For one, he said, “While the U.S. keeps a meticulous record of American casualties, North Koreans were then viewed as subhuman—for instance the New York Times’ Pulitzer Prize winning reporter Hanson Baldwin described North Koreans as ‘locusts,’ ‘Nazis,’ and ‘vermin’—so you can understand why we didn’t pay much attention to keeping records of their dead.”

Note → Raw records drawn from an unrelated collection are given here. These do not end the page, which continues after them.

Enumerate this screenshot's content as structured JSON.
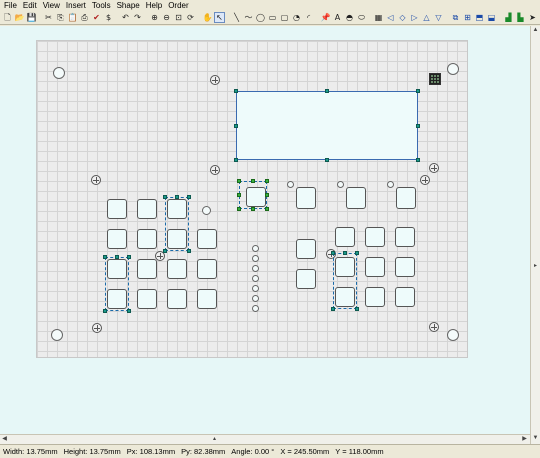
{
  "menu": [
    "File",
    "Edit",
    "View",
    "Insert",
    "Tools",
    "Shape",
    "Help",
    "Order"
  ],
  "toolbar": {
    "buttons": [
      {
        "name": "new-icon",
        "glyph": "🗋"
      },
      {
        "name": "open-icon",
        "glyph": "📂"
      },
      {
        "name": "save-icon",
        "glyph": "💾"
      },
      {
        "name": "cut-icon",
        "glyph": "✂"
      },
      {
        "name": "copy-icon",
        "glyph": "⎘"
      },
      {
        "name": "paste-icon",
        "glyph": "📋"
      },
      {
        "name": "print-icon",
        "glyph": "⎙"
      },
      {
        "name": "spellcheck-icon",
        "glyph": "✔"
      },
      {
        "name": "price-icon",
        "glyph": "$"
      },
      {
        "name": "undo-icon",
        "glyph": "↶"
      },
      {
        "name": "redo-icon",
        "glyph": "↷"
      },
      {
        "name": "zoom-in-icon",
        "glyph": "⊕"
      },
      {
        "name": "zoom-out-icon",
        "glyph": "⊖"
      },
      {
        "name": "zoom-fit-icon",
        "glyph": "⊡"
      },
      {
        "name": "rotate-icon",
        "glyph": "⟳"
      },
      {
        "name": "hand-icon",
        "glyph": "✋"
      },
      {
        "name": "pointer-icon",
        "glyph": "↖"
      },
      {
        "name": "line-icon",
        "glyph": "╲"
      },
      {
        "name": "polyline-icon",
        "glyph": "〜"
      },
      {
        "name": "ellipse-icon",
        "glyph": "◯"
      },
      {
        "name": "rectangle-icon",
        "glyph": "▭"
      },
      {
        "name": "rounded-rect-icon",
        "glyph": "▢"
      },
      {
        "name": "hole-icon",
        "glyph": "◔"
      },
      {
        "name": "arc-icon",
        "glyph": "◜"
      },
      {
        "name": "pin-icon",
        "glyph": "📌"
      },
      {
        "name": "text-icon",
        "glyph": "A"
      },
      {
        "name": "engrave-icon",
        "glyph": "◓"
      },
      {
        "name": "macro-icon",
        "glyph": "⬭"
      },
      {
        "name": "grid-toggle-icon",
        "glyph": "▦"
      },
      {
        "name": "align-left-icon",
        "glyph": "◁"
      },
      {
        "name": "align-center-icon",
        "glyph": "◇"
      },
      {
        "name": "align-right-icon",
        "glyph": "▷"
      },
      {
        "name": "align-top-icon",
        "glyph": "△"
      },
      {
        "name": "align-bottom-icon",
        "glyph": "▽"
      },
      {
        "name": "group-icon",
        "glyph": "⧉"
      },
      {
        "name": "ungroup-icon",
        "glyph": "⊞"
      },
      {
        "name": "order-front-icon",
        "glyph": "⬒"
      },
      {
        "name": "order-back-icon",
        "glyph": "⬓"
      },
      {
        "name": "front-panel-icon",
        "glyph": "▟"
      },
      {
        "name": "back-panel-icon",
        "glyph": "▙"
      },
      {
        "name": "send-order-icon",
        "glyph": "➤"
      }
    ]
  },
  "status": {
    "width": "Width: 13.75mm",
    "height": "Height: 13.75mm",
    "px": "Px: 108.13mm",
    "py": "Py: 82.38mm",
    "angle": "Angle: 0.00 °",
    "x": "X = 245.50mm",
    "y": "Y = 118.00mm"
  }
}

According to this official, the task would be further complicated by the enormous number of North Koreans killed—an estimated two million civilians and 500,000 soldiers. “And that’s not even counting the 900,000 People’s Republic of China volunteers who were also killed in the war,” he added.  In addition, many North Koreans were killed by the half-million tons of bombs or the 32,557 tons of napalm dropped by U.S. forces. “You have to remember,” the official said, “we destroyed every North Korean building over one story high, so those casualties would have been dismembered by the blast or buried in rubble. And those hit with napalm would be even more of a challenge because those folks would have been literally burned to ashes. So certainly I think the public would understand why we’d have real difficulty in identifying these North Korean remains even with our most advanced forensic techniques.” 

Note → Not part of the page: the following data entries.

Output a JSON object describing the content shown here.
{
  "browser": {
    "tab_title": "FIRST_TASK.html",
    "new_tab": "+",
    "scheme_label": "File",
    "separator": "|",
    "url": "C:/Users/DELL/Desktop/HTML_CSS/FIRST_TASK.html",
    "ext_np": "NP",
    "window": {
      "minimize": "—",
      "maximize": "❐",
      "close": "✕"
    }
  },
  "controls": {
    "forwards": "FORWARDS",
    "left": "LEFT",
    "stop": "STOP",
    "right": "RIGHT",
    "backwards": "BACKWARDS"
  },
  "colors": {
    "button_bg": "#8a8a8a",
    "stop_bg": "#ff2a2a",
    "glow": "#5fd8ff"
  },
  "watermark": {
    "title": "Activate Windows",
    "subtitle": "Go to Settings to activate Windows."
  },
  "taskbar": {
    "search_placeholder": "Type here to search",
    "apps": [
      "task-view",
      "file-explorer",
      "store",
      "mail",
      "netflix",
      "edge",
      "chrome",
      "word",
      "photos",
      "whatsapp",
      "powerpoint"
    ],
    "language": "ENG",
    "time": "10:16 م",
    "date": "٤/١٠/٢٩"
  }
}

“Finally, we have to be concerned about a political backlash here in America,” the official concluded, “which is why we haven’t released the full contents of Kim’s letter to the public.  Many patriotic Americans may see Kim’s request as an insult and affront to our great country. Democrats and Republicans all understand that American lives are far more important than others, including Koreans. So even suggesting there’s some equivalence between our 55 ‘great and beloved missing fallen,’ as President Trump tweeted, and the 2.5 million North Korean dead, or that America should spend precious time and money accounting for North Korea’s dead would be seen by millions of Americans as an outrage.”

So, this official concluded, all this would make Kim’s request very difficult for this country to fulfill, even as the Trump/Pence administration was striving to “Make America Great Again!” 

Marines in village street with prisoners.
Korea was devastated by the end of the war. Millions were killed and in the North, every building over one story was destroyed. Here, in September 1950, early in the war, U.S. Marines take prisoners from one bombed village. (Photo: U.S. Department of Defense/U.S. Marine Corps/S. Sgt. John Babyak, Jr.)